BASC believes the publication of the first comprehensive raptor persecution map for England and Wales will allow enforcement to be effectively targeted.
While a previous map showed only incidents involving the poisoning of protected raptors, the new interactive map also now includes for the first time incidents of shootings, trappings and nest destruction.
The map, published on behalf of the Raptor Persecution Priority Delivery Group (RPPDG) and the National Wildlife Crime Unit, has the support of Defra. It covers the five-year period between 2011 and 2015 and will be updated on an annual basis.
Defra has said North Yorkshire will be a priority area as the most incidents occurred there (39), followed by Norfolk (17), Cumbria (11), Derbyshire (11), Lincolnshire (10), Suffolk (8) and Northumberland (8).
Christopher Graffius, BASC’s acting chief executive, said: “For the fight against raptor persecution to be successful, it is essential that credible intelligence is available to enable enforcement to be focused in the most effective manner.
“This map should serve as a wake-up call for those who are doing a disservice to the entire shooting community by committing crimes against birds of prey.
“The message should now be heard loud and clear that illegality has to stop. BASC fully supports the publication of this map and hopes it will prove to be a valuable tool in the fight against raptor crime.”
BASC, as members of the RPPDG, has worked with other rural organisations, the RSPB, the police and government agencies to publish the information.
Ian Grindy, chair of BASC’s game and gamekeeping committee, said: “For too many years, the extent of persecution has been hidden.
“BASC hopes that by pulling together all the available data in this interactive map, organisations are in a better position to put an end to this illegal activity once for all.

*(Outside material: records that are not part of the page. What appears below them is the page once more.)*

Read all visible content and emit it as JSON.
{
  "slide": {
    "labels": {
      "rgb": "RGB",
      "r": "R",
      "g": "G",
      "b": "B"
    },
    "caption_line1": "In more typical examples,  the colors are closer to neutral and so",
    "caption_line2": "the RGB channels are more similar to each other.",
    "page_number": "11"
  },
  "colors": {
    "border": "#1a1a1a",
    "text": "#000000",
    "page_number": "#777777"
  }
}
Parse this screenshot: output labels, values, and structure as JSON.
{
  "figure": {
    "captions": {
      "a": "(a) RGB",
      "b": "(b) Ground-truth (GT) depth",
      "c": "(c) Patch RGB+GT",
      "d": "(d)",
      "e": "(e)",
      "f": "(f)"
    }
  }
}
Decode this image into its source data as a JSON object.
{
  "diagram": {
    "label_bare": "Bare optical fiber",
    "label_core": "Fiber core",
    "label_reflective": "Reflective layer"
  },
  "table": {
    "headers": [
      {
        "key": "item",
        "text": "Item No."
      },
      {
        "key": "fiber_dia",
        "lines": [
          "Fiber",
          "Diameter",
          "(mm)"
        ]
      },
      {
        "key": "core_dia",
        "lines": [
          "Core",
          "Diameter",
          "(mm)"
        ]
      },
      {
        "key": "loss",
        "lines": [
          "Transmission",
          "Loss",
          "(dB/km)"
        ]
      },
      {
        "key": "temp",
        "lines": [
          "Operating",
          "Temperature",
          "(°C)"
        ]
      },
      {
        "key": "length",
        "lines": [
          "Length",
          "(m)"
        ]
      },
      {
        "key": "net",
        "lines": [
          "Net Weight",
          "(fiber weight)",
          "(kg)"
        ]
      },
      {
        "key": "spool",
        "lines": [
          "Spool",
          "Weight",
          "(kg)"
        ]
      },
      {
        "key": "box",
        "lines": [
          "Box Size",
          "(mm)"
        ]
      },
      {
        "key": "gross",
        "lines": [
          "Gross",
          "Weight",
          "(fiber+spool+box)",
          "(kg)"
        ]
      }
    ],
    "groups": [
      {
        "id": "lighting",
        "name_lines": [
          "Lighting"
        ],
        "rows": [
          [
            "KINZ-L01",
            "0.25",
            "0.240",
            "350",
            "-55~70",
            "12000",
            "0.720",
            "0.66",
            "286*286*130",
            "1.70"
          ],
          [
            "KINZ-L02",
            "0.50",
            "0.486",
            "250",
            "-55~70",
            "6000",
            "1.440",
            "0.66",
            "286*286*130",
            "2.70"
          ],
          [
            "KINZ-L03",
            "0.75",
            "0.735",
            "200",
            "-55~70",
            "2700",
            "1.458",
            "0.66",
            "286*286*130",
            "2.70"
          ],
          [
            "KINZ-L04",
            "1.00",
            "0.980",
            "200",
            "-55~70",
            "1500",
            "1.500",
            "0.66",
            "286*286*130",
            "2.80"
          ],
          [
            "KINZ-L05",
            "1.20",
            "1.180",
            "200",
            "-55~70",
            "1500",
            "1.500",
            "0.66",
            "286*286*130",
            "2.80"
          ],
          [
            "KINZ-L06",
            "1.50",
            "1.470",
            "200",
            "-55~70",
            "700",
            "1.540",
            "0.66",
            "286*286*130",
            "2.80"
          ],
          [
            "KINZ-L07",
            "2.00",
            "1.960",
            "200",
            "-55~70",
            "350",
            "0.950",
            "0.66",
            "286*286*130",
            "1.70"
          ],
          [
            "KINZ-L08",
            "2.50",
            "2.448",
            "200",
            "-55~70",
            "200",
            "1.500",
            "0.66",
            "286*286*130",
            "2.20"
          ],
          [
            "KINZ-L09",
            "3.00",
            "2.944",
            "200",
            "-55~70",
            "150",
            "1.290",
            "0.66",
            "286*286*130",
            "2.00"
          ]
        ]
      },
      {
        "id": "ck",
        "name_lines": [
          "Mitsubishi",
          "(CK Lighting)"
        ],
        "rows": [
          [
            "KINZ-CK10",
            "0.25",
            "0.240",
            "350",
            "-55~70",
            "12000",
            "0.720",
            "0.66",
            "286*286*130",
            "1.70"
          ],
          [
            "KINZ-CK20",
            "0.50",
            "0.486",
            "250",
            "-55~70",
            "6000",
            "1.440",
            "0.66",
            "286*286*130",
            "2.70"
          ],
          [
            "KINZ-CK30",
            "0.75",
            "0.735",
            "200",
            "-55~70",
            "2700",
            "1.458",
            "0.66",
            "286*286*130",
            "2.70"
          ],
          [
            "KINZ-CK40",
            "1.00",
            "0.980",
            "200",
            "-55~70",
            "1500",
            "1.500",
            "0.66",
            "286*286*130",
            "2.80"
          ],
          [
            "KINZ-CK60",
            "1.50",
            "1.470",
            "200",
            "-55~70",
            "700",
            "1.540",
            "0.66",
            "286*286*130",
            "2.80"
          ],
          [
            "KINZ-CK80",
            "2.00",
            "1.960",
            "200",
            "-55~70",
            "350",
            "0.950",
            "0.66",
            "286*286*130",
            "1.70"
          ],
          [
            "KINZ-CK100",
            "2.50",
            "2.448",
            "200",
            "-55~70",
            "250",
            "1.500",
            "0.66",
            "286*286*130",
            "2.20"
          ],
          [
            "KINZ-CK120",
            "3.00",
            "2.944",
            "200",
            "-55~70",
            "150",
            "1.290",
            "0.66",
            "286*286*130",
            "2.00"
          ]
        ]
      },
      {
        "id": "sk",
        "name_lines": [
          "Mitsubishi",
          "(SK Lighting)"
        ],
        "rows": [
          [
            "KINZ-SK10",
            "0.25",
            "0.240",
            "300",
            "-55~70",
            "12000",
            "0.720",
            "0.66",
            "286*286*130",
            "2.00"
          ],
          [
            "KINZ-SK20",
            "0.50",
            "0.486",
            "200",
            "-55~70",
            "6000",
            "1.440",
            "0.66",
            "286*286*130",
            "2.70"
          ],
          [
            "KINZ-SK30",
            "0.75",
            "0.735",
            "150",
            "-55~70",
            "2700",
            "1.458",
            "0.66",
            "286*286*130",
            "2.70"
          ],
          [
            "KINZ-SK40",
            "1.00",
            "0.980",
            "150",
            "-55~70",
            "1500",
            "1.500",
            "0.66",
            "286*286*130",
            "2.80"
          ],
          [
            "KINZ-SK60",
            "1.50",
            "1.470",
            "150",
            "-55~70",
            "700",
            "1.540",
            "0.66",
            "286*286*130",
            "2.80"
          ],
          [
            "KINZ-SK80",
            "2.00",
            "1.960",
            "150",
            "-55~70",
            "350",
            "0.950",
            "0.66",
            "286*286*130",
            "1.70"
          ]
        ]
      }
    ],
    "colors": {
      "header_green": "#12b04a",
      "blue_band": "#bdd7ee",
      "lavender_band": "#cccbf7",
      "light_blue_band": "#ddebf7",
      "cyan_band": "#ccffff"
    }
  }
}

A clear step has been taken towards driving these criminals into full view.”
Wildlife minister Dr Therese Coffey said: “Birds of prey are a vital part of our animal landscape, icons of our cultural heritage and key to boosting local economies by attracting visitors to England and Wales.
“These maps highlight hot-spots across the country for crimes against these precious birds, enabling the police to crack down with increased enforcement in areas where it’s needed most – building on the valuable work land management, conservation and shooting organisations are already doing to help protect iconic birds of prey.”
A Defra spokesperson added: “There are already strong penalties in place for committing offences against birds of prey and the unlawful use of traps and all wild birds are protected under the Wildlife and Countryside Act 1981.
“The government takes all wildlife crime very seriously and raptor persecution has been identified as a UK wildlife crime priority. Each priority has a delivery group to consider what action should be taken, develop a plan to prevent crime, gather intelligence on offences and enforce against it.
“The National Wildlife Crime Unit also monitors and gathers intelligence on illegal activities affecting raptors and provides assistance to police forces when required.
“These maps build on this valuable work and will help boost the fight against those who continue to commit crimes against raptors. In the five-year measurable period there have been 262 incidents in England and Wales: 146 of these caused by shooting and 66 by poisoning. The majority of incidents took place against buzzards (108), followed by owls (40), red kites (39) and peregrine hawks (34).”